Oui, vous le savez bien, mais ce n'est pas faute d'avoir essayé plus tôt. J'ai commencé à tenter des démarches éditoriales à l'âge de dix-neuf ans.

Écrit par : Jacques Layani | lundi, 05 février 2007

Et bien le hasard fait bien les choses on dirait car je viens d'assister à l'évocation de Ferré ce jour même par un professeur lors d'un séminaire... Le sujet n'avait rien à voir, il s'agissait de finance solidaire et un autre professeur, après qu'on lui évoqua les fonds éthiques, lui dit que les rendements des "fond sataniques" leur étaient supérieurs, et c'est là qu'il dit quelque chose comme, "oui et d'ailleurs il n'y a pas une chanson qui dit Thank You Satan" !

Écrit par : Raoh | lundi, 05 février 2007

Tiens, c'est marrant, ça. Effectivement, ça tombe bien.
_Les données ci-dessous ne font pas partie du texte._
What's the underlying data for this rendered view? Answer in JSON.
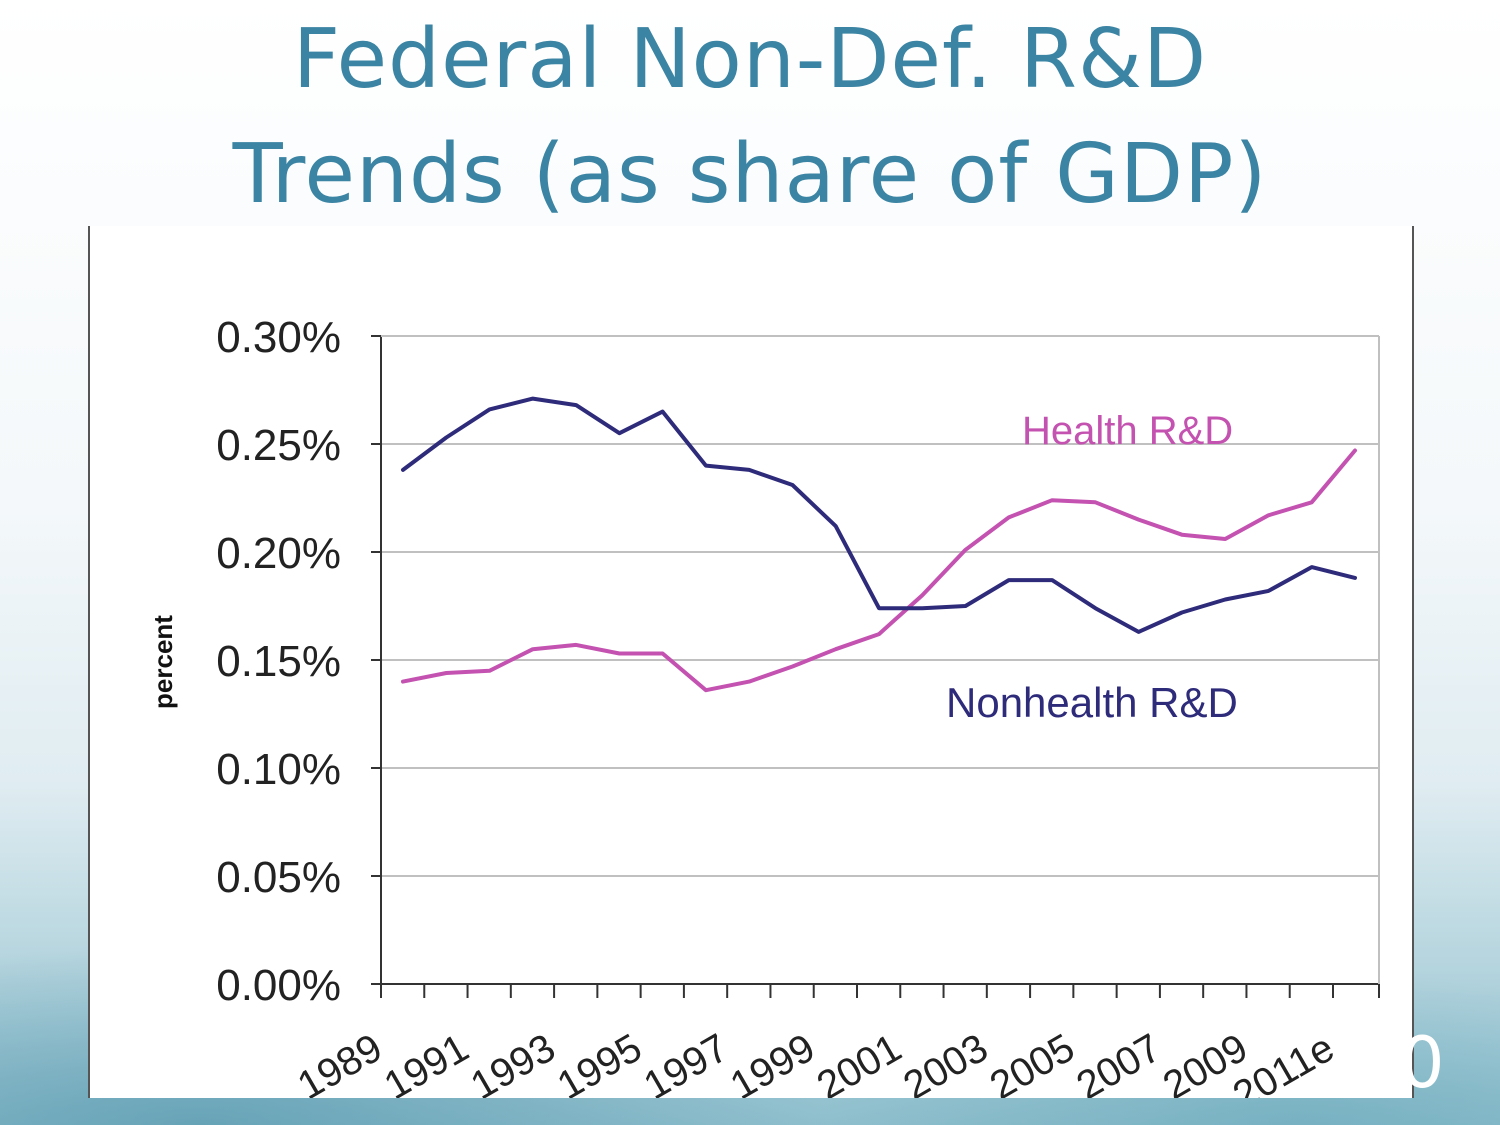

Écrit par : Jacques Layani | lundi, 05 février 2007

j'ai curieusement eu une expérience analogue, en 63, en classe de philo:nous avions 2h de littérature sans programme,et j'ai un jour apporté le Baudelaire de 57,qui a bien été accueilli, le prof ayant quand même un peu tiqué sur l'accordéon d'Harmonie du soir!j'ai peu après commis un 4 pages sur Ferré dans le journal du lycée,article que je suis très heureux d'avoir perdu;il devait beaucoup,je pense, à Sigaux et Estienne!
Je viens de reparcourir la préface du "93",pas relue depuis des lustres;en fait je me suis rendu compte que c'est Estienne qui rapproche Ferré de Corbière,sans commenter,et c'est néanmoins ce qui m'a fait plonger dans Corbière,puis laforgue....

Écrit par : francis delval | mercredi, 07 février 2007

Eh bien, si ce rapprochement fait par Charles Estienne s'est installé en vous depuis si longtemps, c'est qu'il vous parle vraiment. Nous attendons le résultat de cette germination avec intérêt.

J'allais vous demander de nous faire lire votre article de quatre pages, mais s'il est perdu... Dommage.

Cette question de l'accordéon dans Harmonie du soir est celle qui revient le plus souvent à propos du disque Baudelaire de 1957. Je n'ai jamais vraiment compris pourquoi. En quoi Baudelaire et la valse musette sont-ils incompatibles ? L'essentiel est que ce soit bien fait et la forme du pantoum utilisée par Baudelaire se prête remarquablement, par ses mouvements répétitifs et "tournants" sans doute, à la valse. Ou alors, c'est qu'on considère que Baudelaire est au-dessus de l'accordéon, qu'on établit une hiérarchie sorbonnarde et cela ne m'intéresse pas.